Shirley Sosa

Personal information
- Full name: Shirley Sosa
- Date of birth: January 8, 2001 (age 24)
- Place of birth: Argentina

Team information
- Current team: Talleres (Córdoba)

Youth career
- 2011–2015: Talleres

Senior career*
- Years: Team / Apps / (Gls)
- 2015–2019: Talleres
- 2019–202?: Camioneros
- 2024–: Talleres (Córdoba)

International career
- Argentina U-17

= Shirley Sosa =

Argentine footballer and referee

Shirley Belén Sosa (born 8 January 2001) is an Argentine footballer and referee. She has played for Talleres de Córdoba and Camioneros, and has represented Argentina at the under-17 level.

== Career ==
Sosa joined the women's team of Talleres de Córdoba in 2015, having already trained at one of the club’s youth academies since 2011. She made her senior debut at the age of 14, and her strong performances earned her a call-up to the Argentina U-17 national team, where she played alongside older teammates.

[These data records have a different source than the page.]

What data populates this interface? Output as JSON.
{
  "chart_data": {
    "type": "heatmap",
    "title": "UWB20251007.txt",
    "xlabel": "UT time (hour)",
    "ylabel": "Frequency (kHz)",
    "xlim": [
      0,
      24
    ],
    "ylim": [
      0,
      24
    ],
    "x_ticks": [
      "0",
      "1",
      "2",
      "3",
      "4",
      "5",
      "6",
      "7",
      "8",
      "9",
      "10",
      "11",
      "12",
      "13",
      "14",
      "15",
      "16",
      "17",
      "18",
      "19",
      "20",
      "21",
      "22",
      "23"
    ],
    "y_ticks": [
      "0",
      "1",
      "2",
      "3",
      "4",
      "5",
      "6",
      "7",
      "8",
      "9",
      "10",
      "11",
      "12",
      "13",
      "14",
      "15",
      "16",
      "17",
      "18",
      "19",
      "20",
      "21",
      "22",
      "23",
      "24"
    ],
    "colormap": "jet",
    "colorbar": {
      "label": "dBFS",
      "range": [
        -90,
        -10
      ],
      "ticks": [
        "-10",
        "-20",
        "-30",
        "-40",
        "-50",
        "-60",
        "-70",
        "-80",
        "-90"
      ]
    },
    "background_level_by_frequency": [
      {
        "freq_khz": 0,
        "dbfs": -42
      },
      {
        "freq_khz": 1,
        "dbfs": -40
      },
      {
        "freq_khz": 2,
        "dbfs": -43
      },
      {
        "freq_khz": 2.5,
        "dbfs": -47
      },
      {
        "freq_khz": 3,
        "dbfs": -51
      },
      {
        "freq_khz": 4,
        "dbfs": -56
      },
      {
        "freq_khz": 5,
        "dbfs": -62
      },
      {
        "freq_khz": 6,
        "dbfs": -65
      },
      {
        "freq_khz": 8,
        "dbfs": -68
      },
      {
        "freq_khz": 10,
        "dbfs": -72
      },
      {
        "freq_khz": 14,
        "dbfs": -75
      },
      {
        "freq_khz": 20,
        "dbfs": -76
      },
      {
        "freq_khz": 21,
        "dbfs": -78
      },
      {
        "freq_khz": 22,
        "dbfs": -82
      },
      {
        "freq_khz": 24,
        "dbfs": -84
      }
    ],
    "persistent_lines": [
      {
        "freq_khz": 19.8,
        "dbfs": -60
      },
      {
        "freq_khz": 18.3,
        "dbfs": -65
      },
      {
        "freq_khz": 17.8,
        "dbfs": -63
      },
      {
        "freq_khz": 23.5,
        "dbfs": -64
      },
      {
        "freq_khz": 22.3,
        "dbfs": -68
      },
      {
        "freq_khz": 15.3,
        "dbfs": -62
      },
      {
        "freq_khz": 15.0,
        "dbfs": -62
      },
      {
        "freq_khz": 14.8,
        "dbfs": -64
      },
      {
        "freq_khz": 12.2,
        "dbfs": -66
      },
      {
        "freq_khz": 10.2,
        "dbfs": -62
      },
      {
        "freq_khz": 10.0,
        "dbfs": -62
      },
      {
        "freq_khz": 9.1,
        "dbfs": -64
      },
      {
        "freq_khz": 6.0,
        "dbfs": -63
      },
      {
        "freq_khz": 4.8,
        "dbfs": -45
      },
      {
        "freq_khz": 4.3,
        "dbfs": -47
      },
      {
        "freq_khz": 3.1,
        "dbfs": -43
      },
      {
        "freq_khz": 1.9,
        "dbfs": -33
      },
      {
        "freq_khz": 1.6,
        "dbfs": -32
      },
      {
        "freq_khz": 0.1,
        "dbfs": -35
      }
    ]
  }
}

She was a key part of the Talleres de Córdoba squad that competed in the Liga Cordobesa de Fútbol, helping the team win the Torneo Liguilla and achieve runner-up position in the Final Anual of 2015.

In 2019, Sosa joined Camioneros. After a few seasons with the club, she retired from playing and became a referee, officiating matches in the Liga Cordobesa de Fútbol.

In 2024, she returned to competitive football and rejoined Talleres de Córdoba.